Ad Astra, je m’endormais

Une belle affiche ne fait pas un bon film. Ad Astra m’a déçu, mauvais film ou trop empreint de fatigue ? Sans doute, ce sont ces deux facteurs qui ont failli m’endormir.



Titre : Ad Astra

Réalisateur : James Gray

Avec : Brad Pitt

Sortie : 18 septembre 2019

Durée : 2h

Synopsis : L’astronaute Roy McBride s’aventure jusqu’aux confins du système solaire à la recherche de son père disparu et pour résoudre un mystère qui menace la survie de notre planète. Lors de son voyage, il sera confronté à des révélations mettant en cause la nature même de l’existence humaine, et notre place dans l’univers.


Le vide intersidéral

J’aurais aimé que Ad Astra me mettent plein d’étoiles aux yeux. Cependant, le film est vide : dans le scénario, dans l’écriture, dans le casting ; seule la musique de Max Richter et Lorne Balfe réchauffe cette œuvre nue. Alors que le synopsis promet une réflexion sur la nature de l’existence humaine et de la place de notre espèce au sein de l’univers, finalement il n’en est rien et ne met en scène qu’un astronaute rebelle et borné glorifié par une société qui se préoccupe davantage de son image que des recherches scientifiques. La relation du fils qui cherche son père était sans doute l’originalité à mettre au premier plan. Mais, à part m’être endormi, je ne comprends pas ce qu’il s’est passé. Les retrouvailles furent sommaires, le caractère du père absolument pas respecté, son ambition passe à la trappe et la fin est complètement stupide, incompréhensible. Qu’est-ce qui aurait pu sauver Ad Astra ? Peut-être l’agent qui se prétend être semblable à l’astronaute Roy McBride, mais ce n’était qu’un cheveu sur la soupe, un personnage comme tous les autres qui n’a pas été assez développé. En fait, mis à part la voix off qui explique les émotions de Roy McBride au fil d’Ad Astra, l’écriture est d’une pauvreté incroyable. Je me suis ennuyé ! Bien que la photographie soit belle – au début surtout – et que le film ne se prétend pas être sensationnaliste, les actions sont quand même inexistantes.

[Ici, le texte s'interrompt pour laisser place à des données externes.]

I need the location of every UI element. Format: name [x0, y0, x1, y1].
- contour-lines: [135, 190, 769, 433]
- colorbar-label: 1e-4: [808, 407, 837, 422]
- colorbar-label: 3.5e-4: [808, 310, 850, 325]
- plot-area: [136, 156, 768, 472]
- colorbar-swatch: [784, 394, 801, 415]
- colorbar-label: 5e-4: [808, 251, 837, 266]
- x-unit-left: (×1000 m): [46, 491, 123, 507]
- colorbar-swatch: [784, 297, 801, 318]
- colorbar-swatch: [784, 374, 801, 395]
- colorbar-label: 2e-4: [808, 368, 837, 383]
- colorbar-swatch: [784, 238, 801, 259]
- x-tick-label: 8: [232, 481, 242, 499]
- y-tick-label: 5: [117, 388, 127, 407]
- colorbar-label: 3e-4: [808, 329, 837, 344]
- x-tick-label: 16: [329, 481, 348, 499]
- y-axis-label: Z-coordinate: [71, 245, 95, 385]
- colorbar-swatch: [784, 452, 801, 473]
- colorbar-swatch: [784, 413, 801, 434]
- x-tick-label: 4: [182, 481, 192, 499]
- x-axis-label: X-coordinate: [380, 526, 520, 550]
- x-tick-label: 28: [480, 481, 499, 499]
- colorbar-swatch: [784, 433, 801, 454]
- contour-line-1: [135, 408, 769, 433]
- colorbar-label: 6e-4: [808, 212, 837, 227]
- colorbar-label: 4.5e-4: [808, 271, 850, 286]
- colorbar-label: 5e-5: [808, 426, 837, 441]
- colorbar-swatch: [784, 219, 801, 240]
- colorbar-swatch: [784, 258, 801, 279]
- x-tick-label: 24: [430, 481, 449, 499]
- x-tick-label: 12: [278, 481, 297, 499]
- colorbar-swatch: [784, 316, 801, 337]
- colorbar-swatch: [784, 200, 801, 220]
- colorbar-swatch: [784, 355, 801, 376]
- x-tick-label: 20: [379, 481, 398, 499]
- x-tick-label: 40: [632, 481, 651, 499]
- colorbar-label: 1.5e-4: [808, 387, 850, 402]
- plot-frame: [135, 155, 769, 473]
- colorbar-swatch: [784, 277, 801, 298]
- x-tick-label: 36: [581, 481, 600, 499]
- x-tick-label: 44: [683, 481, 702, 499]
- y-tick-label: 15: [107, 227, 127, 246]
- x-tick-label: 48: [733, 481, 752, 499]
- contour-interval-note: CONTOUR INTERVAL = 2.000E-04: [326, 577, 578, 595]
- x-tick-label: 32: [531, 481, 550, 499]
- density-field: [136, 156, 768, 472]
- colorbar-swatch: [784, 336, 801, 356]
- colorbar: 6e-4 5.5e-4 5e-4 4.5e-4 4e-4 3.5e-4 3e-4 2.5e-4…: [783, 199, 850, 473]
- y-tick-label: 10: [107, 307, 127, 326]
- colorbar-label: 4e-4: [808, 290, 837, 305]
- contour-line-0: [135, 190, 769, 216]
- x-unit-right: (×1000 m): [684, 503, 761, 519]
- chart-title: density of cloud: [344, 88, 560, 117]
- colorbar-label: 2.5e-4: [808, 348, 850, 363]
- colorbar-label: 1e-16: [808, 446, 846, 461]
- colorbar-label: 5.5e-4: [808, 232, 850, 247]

D’une lenteur à tuer un escargot

Deux heures, c’est long. Deux heures à regarder Ad Astra, c’en devient interminable, et la sensation de déception s’accroît au fur et à mesure des minutes vides qui défilent. La lenteur n’est pas toujours une mauvaise caractéristique, mais l’œuvre étant aussi vide, on s’ennuie à s’endormir. Ad Astra, c’est un film écrit un peu n’importe comment, qui a multiplié les tentatives de direction sans autant réussir à tourner et à avancer, s’engouffrant dans un rond-point interminable. Tendre vers autre chose que le sensationnalisme était pourtant une bonne idée…

Une réflexion incompréhensible

J’ai ensuite compris que le scénario était la musique de fond d’une réflexion plus profonde mais vraiment mal foutue. Ad Astra fait la promesse de nous donner les réponses aux questions que nous nous posons depuis longtemps. Lesquelles ? La découverte d’une vie extraterrestre étrangère douée d’intelligence ? Notre place dans l’univers, accompagnée d’une réflexion sur la solitude ? Mais aucune réponse ne nous est donnée clairement, de manière exceptionnelle. Les seules clés de lecture sont par ailleurs naïves et attendues. Je n’ai pas compris où Ad Astra voulait me mener : c’est un semblant d’écriture, elle n’est pas terminée, elle n’est pas bellement argumentée.